I wrote that on a scrap of paper. Do lawns pop? Re-reading the note while packing, I couldn’t remember. It struck me as fascinating that past-me had been so observant as to capture something that future-me couldn’t remember, even when reminded.
After thinking about it, I did end up remembering what the note was about. One day I had gone outside to intentionally document the season I was in—spring—so I could write about it when it was, say, winter, and still get the details right. The lawn was wet and mushy. As it thawed, little air bubbles worked their way to the surface. If you stood quietly, you could hear them popping.
Wow, right? Those are the kind of details everyone says we need to put in your writing. You know, engaged the five senses, use setting as a character, keep it fresh.
I am pretty proud of past-me for noticing the lawn-bubble thing. I am a little shamed with future, current-me, because when I am wracking my brain for descriptive material, I tend to think of either A) Stuff I have seen in movies, B) Stuff I’ve read in other books, or C) Stuff I’ve already written. And then I try to make that fresh.
I do remember as a newish writer being very diligent about carrying a notebook with me, jotting down useless stuff I saw. But nowadays I rarely go out intending to research. If I’m writing a scene in a grocery store, I will write about it from memory. From whatever material I have in my creative well. You know what I mean? I’m not hopping in my car for the nearest grocery store unless it’s crucial that I know the exact way a checkout aisle works, or something. I’m guessing this is pretty much how we all handle it.
And I’ll be honest: I don’t advocate elitist kind of research.
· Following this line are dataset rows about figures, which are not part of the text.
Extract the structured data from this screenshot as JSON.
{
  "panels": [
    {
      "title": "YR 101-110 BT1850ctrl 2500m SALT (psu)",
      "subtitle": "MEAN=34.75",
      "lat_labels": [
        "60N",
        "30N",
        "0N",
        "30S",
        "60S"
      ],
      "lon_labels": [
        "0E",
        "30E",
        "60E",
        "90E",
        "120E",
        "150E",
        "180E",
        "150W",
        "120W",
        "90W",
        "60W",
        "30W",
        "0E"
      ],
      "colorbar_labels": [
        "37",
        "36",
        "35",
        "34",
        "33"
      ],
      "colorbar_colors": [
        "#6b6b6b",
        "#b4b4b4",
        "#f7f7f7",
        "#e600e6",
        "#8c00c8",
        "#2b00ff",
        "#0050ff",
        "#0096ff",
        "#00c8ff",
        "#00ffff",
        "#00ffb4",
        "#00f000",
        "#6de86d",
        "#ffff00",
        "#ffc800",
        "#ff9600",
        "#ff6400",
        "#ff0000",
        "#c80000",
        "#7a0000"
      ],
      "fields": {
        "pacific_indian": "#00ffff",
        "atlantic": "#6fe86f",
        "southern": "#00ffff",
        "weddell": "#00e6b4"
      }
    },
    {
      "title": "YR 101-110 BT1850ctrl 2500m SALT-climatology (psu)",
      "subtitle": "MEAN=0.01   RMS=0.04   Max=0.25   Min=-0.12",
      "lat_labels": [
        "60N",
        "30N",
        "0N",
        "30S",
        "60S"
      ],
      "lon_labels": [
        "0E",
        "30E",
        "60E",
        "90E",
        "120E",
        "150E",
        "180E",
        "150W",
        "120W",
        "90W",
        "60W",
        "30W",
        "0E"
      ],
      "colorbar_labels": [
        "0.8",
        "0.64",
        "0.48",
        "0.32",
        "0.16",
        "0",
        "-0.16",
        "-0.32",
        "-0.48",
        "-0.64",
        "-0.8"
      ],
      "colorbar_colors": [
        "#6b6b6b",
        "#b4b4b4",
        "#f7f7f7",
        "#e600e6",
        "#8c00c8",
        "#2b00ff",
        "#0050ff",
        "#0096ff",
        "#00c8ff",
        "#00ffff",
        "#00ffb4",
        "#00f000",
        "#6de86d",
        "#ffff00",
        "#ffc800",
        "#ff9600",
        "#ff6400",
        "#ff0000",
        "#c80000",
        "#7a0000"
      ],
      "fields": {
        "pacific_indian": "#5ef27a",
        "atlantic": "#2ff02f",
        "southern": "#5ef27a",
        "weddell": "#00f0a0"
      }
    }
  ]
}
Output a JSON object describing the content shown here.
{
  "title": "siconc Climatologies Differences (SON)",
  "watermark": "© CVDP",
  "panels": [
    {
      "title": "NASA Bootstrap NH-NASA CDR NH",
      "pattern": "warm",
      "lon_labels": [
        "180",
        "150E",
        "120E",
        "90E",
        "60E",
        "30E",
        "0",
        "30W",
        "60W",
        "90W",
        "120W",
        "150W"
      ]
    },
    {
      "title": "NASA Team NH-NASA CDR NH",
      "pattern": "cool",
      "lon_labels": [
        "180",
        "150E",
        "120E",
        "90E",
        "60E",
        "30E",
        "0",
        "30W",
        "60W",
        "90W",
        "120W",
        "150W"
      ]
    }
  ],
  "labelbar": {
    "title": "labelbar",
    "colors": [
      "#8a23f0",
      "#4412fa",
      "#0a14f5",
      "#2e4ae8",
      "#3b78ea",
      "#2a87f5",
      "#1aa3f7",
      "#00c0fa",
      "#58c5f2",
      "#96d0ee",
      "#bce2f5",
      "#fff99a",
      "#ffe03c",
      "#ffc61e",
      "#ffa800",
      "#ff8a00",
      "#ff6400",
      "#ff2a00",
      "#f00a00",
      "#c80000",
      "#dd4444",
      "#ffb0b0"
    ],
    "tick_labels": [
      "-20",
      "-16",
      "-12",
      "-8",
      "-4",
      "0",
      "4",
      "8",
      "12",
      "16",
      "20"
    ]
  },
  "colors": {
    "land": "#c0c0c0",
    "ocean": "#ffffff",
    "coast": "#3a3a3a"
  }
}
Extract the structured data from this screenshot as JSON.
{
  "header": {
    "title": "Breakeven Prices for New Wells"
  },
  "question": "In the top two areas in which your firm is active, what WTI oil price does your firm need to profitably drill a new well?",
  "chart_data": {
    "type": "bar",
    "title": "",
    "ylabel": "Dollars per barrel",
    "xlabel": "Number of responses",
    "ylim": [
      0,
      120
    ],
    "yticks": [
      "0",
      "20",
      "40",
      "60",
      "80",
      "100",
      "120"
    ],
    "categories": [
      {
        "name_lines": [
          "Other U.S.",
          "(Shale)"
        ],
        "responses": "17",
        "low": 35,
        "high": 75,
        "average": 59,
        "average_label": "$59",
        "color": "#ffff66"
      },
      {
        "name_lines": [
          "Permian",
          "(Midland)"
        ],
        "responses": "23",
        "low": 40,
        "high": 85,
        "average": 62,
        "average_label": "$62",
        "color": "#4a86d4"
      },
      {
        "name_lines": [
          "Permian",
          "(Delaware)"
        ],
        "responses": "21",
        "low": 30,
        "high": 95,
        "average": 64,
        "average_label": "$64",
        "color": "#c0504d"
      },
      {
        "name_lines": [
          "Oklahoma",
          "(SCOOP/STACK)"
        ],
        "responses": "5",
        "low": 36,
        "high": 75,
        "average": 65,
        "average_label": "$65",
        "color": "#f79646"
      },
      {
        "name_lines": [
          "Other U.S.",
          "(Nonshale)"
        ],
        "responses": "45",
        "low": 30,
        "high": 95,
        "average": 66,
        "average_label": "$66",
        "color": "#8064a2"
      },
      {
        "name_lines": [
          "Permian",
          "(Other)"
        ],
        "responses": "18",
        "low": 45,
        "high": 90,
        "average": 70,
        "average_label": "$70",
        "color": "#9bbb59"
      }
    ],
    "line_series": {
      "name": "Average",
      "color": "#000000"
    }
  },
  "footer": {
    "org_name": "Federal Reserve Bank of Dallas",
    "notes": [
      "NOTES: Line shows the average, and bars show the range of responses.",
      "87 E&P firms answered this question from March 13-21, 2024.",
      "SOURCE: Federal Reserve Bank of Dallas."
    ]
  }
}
It’s great as an exercise, but it’s not something (most) people (ahem) can sustain long-term.
Bottom line: if we’re not intentionally going off to observe, then we need to be intentional about observing. Right? I mean, writers are different in that everything we do is research. If we want to make our writing convincing, those little details matter. But two people can go on the same walk, be in the same room, have the same experience, and not notice the same things. We need to make a point of noticing.
I say this partly to myself, out of conviction. I realized that I’m not as intentionally observant as I used to be, and that also, I often rely too heavily on movies and TV because I liked the way they interpreted things.
But secondly, I say this because it’s an easy thing to forget. That intentionality. Being a writer is great, and it comes with a lot of gorgeous communities—the blogosphere, the writing forums, retreats, conferences, tours, the coffeehouse and Panera breads, the writing groups and critique groups and programs—all these people. And we all share our inspiration, sparking someone else, who inspires someone after them. Ideas can get kind of over-processed as a result. The element of real goes missing.
So, sometimes it’s important to remember that our job isn’t just making stuff up, but capturing what’s real, and putting it in a way readers might never have themselves, but that rings true anyway.
Being “intentional” is such an individual thing, that I’m curious: how do you guys go about being intentional about observing? Do you carry notebooks? Or are you not that intentional, just generally try to be observant as you can? What do you think about the whole thing?
(And I’m really curious: has anyone else ever heard their lawns pop? Ever?)